The most resilient among us make it through the worst of times—and we don’t do it by accident. Are some people born a little more resilient than others? Sure. But make no mistake: Building resilience is something anyone can do—and needs to in order to thrive in the face of stress.

Regardless of how you were brought up, or what lessons you’ve learned along the way, hard times fall into everyone’s lives. The National Opinion Research Center at the University of Chicago has found that 92 percent of Americans report suffering at least one significant negative event in their lifetime, such as losing a job, a loved one, or developing an illness.

Resilient people aren’t luckier—they make a practice of doing the things that keep them afloat. Take a look at the most common habits, actions, and responses of highly resilient people, and start trying at least one of these right now.

1. Don’t blame yourself for everything. When life throws a curveball, resilient people don’t waste energy beating themselves up. Acknowledge what is within your control to fix—and what isn’t. Remember that you’re best served if you focus on moving forward.

2. Reach out. Seek out and surround yourself with supportive people. Anxiety, fear, and loneliness make stress more debilitating; resilient people fight the urge to isolate. One study found that among assault survivors, one of the most important predictors of recovery was social support.

3. Accept help. Know that there is true strength in admitting you can’t handle it all alone. Don’t be afraid to ask for the the support you need. When you feel overwhelmed, delegate. Most importantly, don’t feel guilty about it! Needing and receiving help is part of the human experience—and you’ll likely have a chance to pay it forward.

4. Make peace with the past. Past hurts can take a huge toll on your everyday existence if they are left unprocessed and unresolved. Take some time to sift through your list of grievances and find some peace. Forgiveness is not about the other person—it’s about you. You owe it to yourself to let go and move on.

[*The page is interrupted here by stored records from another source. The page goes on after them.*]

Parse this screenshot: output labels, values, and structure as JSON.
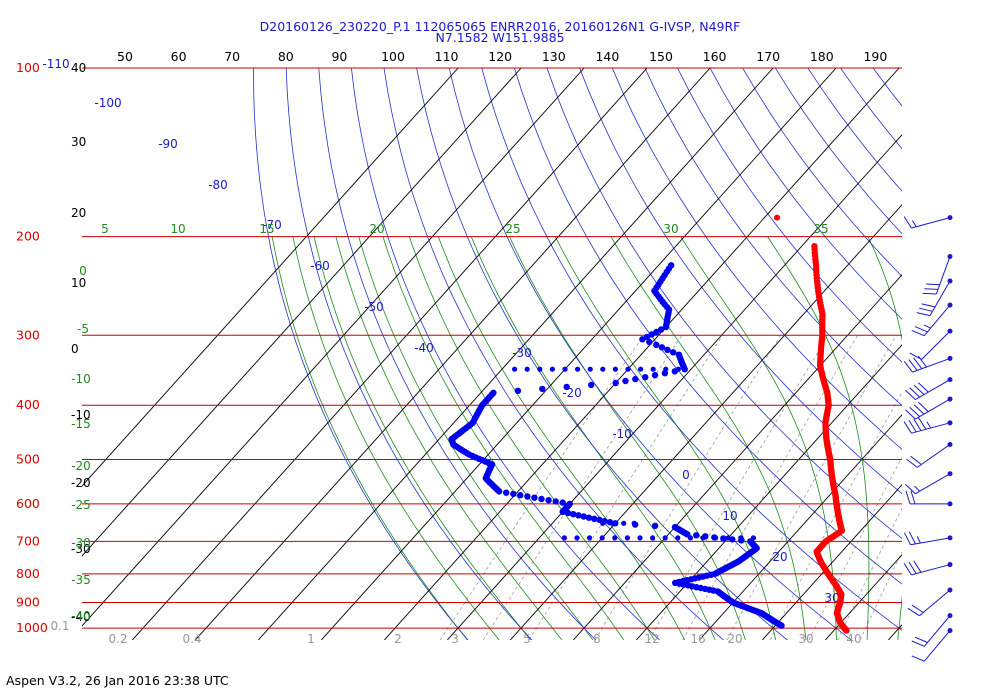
{
  "header": {
    "line1": "D20160126_230220_P.1 112065065 ENRR2016, 20160126N1 G-IVSP, N49RF",
    "line2": "N7.1582 W151.9885"
  },
  "footer": {
    "version": "Aspen V3.2, 26 Jan 2016  23:38 UTC"
  },
  "colors": {
    "temperature": "#ff0000",
    "dewpoint": "#0000ee",
    "isobar": "#cc0000",
    "isotherm": "#000000",
    "dry_adiabat": "#2233cc",
    "moist_adiabat": "#1a8c1a",
    "mixing_ratio": "#9a9a9a",
    "wind": "#1a1acc"
  },
  "chart_data": {
    "type": "skew-t",
    "pressure_axis": {
      "labels": [
        "100",
        "200",
        "300",
        "400",
        "500",
        "600",
        "700",
        "800",
        "900",
        "1000"
      ],
      "values": [
        100,
        200,
        300,
        400,
        500,
        600,
        700,
        800,
        900,
        1000
      ],
      "unit": "hPa"
    },
    "top_axis_labels": [
      "50",
      "60",
      "70",
      "80",
      "90",
      "100",
      "110",
      "120",
      "130",
      "140",
      "150",
      "160",
      "170",
      "180",
      "190"
    ],
    "isotherm_labels": [
      "40",
      "30",
      "20",
      "10",
      "0",
      "-10",
      "-20",
      "-30",
      "-40"
    ],
    "dry_adiabat_labels": [
      "-110",
      "-100",
      "-90",
      "-80",
      "-70",
      "-60",
      "-50",
      "-40",
      "-30",
      "-20",
      "-10",
      "0",
      "10",
      "20",
      "30"
    ],
    "moist_adiabat_labels": [
      "5",
      "10",
      "15",
      "20",
      "25",
      "30",
      "35",
      "0",
      "-5",
      "-10",
      "-15",
      "-20",
      "-25",
      "-30",
      "-35",
      "-40"
    ],
    "mixing_ratio_labels": [
      "0.1",
      "0.2",
      "0.4",
      "1",
      "2",
      "3",
      "5",
      "8",
      "12",
      "16",
      "20",
      "30",
      "40"
    ],
    "temperature_profile": [
      [
        208,
        -38
      ],
      [
        225,
        -35
      ],
      [
        250,
        -31
      ],
      [
        275,
        -27
      ],
      [
        300,
        -24
      ],
      [
        320,
        -22
      ],
      [
        340,
        -20
      ],
      [
        360,
        -17.5
      ],
      [
        380,
        -15
      ],
      [
        400,
        -13
      ],
      [
        430,
        -11
      ],
      [
        460,
        -8.5
      ],
      [
        500,
        -5
      ],
      [
        540,
        -2
      ],
      [
        580,
        1
      ],
      [
        610,
        3
      ],
      [
        640,
        5
      ],
      [
        670,
        7
      ],
      [
        700,
        6
      ],
      [
        730,
        6
      ],
      [
        760,
        8
      ],
      [
        800,
        11
      ],
      [
        840,
        14
      ],
      [
        870,
        16
      ],
      [
        900,
        17
      ],
      [
        940,
        18
      ],
      [
        980,
        20
      ],
      [
        1010,
        22
      ]
    ],
    "dewpoint_profile": [
      [
        225,
        -58
      ],
      [
        250,
        -57
      ],
      [
        270,
        -52
      ],
      [
        290,
        -50
      ],
      [
        305,
        -52
      ],
      [
        312,
        -49
      ],
      [
        325,
        -44
      ],
      [
        345,
        -41
      ],
      [
        365,
        -50
      ],
      [
        380,
        -68
      ],
      [
        400,
        -68
      ],
      [
        430,
        -67
      ],
      [
        460,
        -68
      ],
      [
        470,
        -67
      ],
      [
        490,
        -63
      ],
      [
        510,
        -58
      ],
      [
        540,
        -57
      ],
      [
        570,
        -53
      ],
      [
        600,
        -40
      ],
      [
        620,
        -40
      ],
      [
        650,
        -30
      ],
      [
        660,
        -20
      ],
      [
        680,
        -17
      ],
      [
        700,
        -6
      ],
      [
        720,
        -4
      ],
      [
        760,
        -5
      ],
      [
        800,
        -7
      ],
      [
        830,
        -12
      ],
      [
        860,
        -4
      ],
      [
        900,
        0
      ],
      [
        940,
        6
      ],
      [
        990,
        11
      ]
    ],
    "dewpoint_dropouts": [
      {
        "p": 345,
        "from": -68,
        "to": -42
      },
      {
        "p": 650,
        "from": -32,
        "to": -27
      },
      {
        "p": 690,
        "from": -36,
        "to": -6
      }
    ],
    "isolated_point": {
      "p": 185,
      "t": -48
    },
    "wind_barbs": [
      {
        "p": 185,
        "dir": 255,
        "spd": 15
      },
      {
        "p": 217,
        "dir": 200,
        "spd": 30
      },
      {
        "p": 240,
        "dir": 210,
        "spd": 30
      },
      {
        "p": 265,
        "dir": 220,
        "spd": 25
      },
      {
        "p": 295,
        "dir": 225,
        "spd": 10
      },
      {
        "p": 330,
        "dir": 250,
        "spd": 40
      },
      {
        "p": 360,
        "dir": 240,
        "spd": 40
      },
      {
        "p": 390,
        "dir": 240,
        "spd": 40
      },
      {
        "p": 430,
        "dir": 255,
        "spd": 45
      },
      {
        "p": 470,
        "dir": 235,
        "spd": 20
      },
      {
        "p": 530,
        "dir": 240,
        "spd": 15
      },
      {
        "p": 600,
        "dir": 270,
        "spd": 20
      },
      {
        "p": 690,
        "dir": 260,
        "spd": 25
      },
      {
        "p": 770,
        "dir": 255,
        "spd": 30
      },
      {
        "p": 855,
        "dir": 230,
        "spd": 20
      },
      {
        "p": 950,
        "dir": 220,
        "spd": 20
      },
      {
        "p": 1010,
        "dir": 220,
        "spd": 10
      }
    ]
  }
}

5. Make sleep a top priority. Sleep has a huge impact on our mental state and coping abilities. Aim for seven or eight hours of sleep a night and practice good bedtime habits. As a result, you will tend to experience fewer stress-related physical complaints and are less likely to suffer from high blood pressure, diabetes, depression, and obesity.

6. Get moving. Resilient people know that they think, behave, and function more effectively when they use their bodies for what they were to designed to do: move. Whether it’s a regular brisk walk, a stretch every hour, or a fitness class, prioritize keeping your body in good shape.

7. Accept change. We often use up a lot of energy trying to plan and predict things we could never plan or predict. Highly resilient people are under no illusion that the world is predictable or within their control. Try to allow things to happen instead of making or forcing them to happen. Change is constant—and adaptability is key to living a happy and healthy life.